In contrast to downregulating high-affinity A2A receptors, hypoxia increased mRNA expression of low-affinity A2B receptors in HUVEC. These results agree with our previous data, when simulation of hypoxia with cobalt ions upregulated expression of A2B receptors in U87MG cells16. Studies from other laboratories have also shown an upregulation of adenosine A2B receptors by hypoxia17;19. Of interest, hypoxia not only upregulates A2B receptors, but also increases the levels of endogenous ligand by enhancing hydrolysis of ATP to adenosine through upregulation of apirase and 5’-nucleotidase17. Therefore, the functional importance of low-affinity A2B is probably greatest under hypoxic conditions, when concentrations of extracellular adenosine are increased.

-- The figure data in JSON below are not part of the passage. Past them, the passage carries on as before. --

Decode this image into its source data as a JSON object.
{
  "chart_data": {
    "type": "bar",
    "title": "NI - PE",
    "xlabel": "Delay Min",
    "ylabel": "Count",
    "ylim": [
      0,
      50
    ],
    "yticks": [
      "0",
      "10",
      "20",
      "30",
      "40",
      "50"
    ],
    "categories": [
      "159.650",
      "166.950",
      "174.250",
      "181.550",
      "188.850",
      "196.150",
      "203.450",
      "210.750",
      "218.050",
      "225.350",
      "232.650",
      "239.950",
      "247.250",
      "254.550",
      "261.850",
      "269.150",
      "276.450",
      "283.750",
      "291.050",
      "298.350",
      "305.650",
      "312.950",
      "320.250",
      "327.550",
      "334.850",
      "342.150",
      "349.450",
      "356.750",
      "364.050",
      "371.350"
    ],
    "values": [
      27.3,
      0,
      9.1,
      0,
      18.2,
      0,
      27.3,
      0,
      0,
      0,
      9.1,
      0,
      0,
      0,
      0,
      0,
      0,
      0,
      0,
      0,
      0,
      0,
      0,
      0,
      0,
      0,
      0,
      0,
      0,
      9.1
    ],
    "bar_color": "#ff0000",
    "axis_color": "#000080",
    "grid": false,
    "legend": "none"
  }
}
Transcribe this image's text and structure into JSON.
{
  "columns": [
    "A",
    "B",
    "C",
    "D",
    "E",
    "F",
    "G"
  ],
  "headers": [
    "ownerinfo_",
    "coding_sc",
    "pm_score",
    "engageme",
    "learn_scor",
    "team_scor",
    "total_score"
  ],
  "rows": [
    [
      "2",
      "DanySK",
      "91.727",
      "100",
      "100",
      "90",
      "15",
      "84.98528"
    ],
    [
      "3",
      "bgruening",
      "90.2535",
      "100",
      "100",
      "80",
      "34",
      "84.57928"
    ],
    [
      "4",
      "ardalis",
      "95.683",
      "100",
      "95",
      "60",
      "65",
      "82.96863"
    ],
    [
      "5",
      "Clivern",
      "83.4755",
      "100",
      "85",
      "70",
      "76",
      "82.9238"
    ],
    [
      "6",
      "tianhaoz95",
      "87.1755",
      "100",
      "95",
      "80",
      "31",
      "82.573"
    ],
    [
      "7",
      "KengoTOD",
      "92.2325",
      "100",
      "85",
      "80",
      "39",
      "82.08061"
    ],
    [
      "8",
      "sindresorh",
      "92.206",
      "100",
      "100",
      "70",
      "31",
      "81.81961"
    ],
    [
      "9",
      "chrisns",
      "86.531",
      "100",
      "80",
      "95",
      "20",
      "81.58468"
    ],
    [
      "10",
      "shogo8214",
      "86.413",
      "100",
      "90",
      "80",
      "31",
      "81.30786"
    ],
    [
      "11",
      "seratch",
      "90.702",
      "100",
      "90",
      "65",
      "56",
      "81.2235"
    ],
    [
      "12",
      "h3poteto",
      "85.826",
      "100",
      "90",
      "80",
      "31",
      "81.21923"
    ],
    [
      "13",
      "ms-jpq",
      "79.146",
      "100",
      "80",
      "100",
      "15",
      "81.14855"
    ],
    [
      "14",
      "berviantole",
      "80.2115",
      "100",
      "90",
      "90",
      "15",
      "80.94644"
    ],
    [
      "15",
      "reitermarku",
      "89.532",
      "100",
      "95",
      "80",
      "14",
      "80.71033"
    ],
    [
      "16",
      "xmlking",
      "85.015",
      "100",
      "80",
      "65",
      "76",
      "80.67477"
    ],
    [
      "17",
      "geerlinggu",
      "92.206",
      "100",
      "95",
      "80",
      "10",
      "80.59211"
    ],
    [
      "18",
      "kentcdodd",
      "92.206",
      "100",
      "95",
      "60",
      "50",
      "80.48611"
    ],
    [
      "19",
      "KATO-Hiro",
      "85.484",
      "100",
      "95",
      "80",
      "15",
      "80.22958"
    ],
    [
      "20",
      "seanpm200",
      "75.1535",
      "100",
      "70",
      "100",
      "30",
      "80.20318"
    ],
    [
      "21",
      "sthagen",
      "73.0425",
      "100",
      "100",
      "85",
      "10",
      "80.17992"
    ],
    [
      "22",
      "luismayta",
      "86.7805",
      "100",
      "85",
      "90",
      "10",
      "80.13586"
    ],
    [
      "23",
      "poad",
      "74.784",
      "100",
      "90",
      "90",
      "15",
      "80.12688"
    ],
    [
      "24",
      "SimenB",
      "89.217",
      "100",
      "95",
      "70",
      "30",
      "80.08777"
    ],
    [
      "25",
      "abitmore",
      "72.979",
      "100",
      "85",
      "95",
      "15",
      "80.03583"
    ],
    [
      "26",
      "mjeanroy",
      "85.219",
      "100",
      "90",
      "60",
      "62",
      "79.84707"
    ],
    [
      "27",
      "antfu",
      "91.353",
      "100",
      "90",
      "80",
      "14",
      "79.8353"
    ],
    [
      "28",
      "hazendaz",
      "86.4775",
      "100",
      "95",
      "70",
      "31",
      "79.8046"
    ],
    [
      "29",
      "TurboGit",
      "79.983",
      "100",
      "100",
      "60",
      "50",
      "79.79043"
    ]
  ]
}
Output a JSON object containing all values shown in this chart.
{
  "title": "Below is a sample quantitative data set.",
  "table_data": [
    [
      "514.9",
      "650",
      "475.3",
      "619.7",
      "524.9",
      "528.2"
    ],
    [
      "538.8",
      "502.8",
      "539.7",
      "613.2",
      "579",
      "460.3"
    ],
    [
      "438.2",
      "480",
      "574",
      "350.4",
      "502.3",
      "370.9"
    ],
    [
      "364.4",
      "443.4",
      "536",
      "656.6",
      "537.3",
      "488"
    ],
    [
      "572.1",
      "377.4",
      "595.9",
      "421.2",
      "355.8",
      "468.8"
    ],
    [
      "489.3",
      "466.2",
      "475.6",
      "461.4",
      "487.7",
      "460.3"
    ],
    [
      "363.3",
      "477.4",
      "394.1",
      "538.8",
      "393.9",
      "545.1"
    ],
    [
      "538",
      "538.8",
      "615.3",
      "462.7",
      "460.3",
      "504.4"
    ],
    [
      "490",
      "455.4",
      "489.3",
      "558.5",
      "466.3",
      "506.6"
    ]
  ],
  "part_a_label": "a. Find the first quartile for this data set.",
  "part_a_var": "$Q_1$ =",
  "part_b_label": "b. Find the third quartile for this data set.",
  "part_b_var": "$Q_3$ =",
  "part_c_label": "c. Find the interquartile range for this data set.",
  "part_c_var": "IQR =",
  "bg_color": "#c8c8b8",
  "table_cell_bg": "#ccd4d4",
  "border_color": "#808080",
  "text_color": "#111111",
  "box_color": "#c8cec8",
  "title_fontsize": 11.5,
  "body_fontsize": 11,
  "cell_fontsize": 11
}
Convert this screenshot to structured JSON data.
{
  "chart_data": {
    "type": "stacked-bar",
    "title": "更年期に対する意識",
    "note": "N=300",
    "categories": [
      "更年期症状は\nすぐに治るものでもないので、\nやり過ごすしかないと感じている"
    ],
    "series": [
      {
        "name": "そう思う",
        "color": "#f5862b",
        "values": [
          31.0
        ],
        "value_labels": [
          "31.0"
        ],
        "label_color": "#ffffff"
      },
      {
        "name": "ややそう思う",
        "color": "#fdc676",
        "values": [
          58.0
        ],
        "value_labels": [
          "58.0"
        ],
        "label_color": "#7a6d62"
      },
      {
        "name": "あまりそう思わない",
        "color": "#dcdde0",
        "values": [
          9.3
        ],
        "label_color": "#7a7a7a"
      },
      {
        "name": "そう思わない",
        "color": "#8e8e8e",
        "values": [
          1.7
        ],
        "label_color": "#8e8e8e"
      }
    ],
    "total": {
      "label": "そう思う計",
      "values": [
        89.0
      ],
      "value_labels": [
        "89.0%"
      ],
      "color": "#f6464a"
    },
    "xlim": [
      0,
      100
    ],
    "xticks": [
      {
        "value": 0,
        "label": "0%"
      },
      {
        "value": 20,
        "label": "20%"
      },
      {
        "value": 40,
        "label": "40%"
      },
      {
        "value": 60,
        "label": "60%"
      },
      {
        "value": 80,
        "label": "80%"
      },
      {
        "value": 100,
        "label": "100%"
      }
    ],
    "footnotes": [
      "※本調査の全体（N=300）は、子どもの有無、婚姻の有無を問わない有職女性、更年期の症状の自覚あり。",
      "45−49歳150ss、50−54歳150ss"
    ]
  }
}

The differential upregulation of adenosine receptors we report here may provide a positive feedback mechanism for the engagement of A2B receptors during hypoxia. The observation that adenosine induced upregulation of VEGF protein levels only after treatment with hypoxia, an effect that was absent in HUVEC maintained under normoxic conditions, indicate that hypoxia-induced modulation of adenosine receptors was functionally important. A switch from expression of mostly A2A receptors to predominantly A2B phenotype could be beneficial if it can promote cell and tissue survival, or may be detrimental if A2B receptors participate in inflammatory processes or pathological angiogenesis. In the cardiovascular system, an upregulation of A2B receptors in cardiac fibroblasts and smooth muscle cells may prevent cardiac remodeling associated with hypertension, myocardial infarction, and myocardial reperfusion injury after ischemia5;6 while promoting endothelial cell growth and angiogenesis7;9.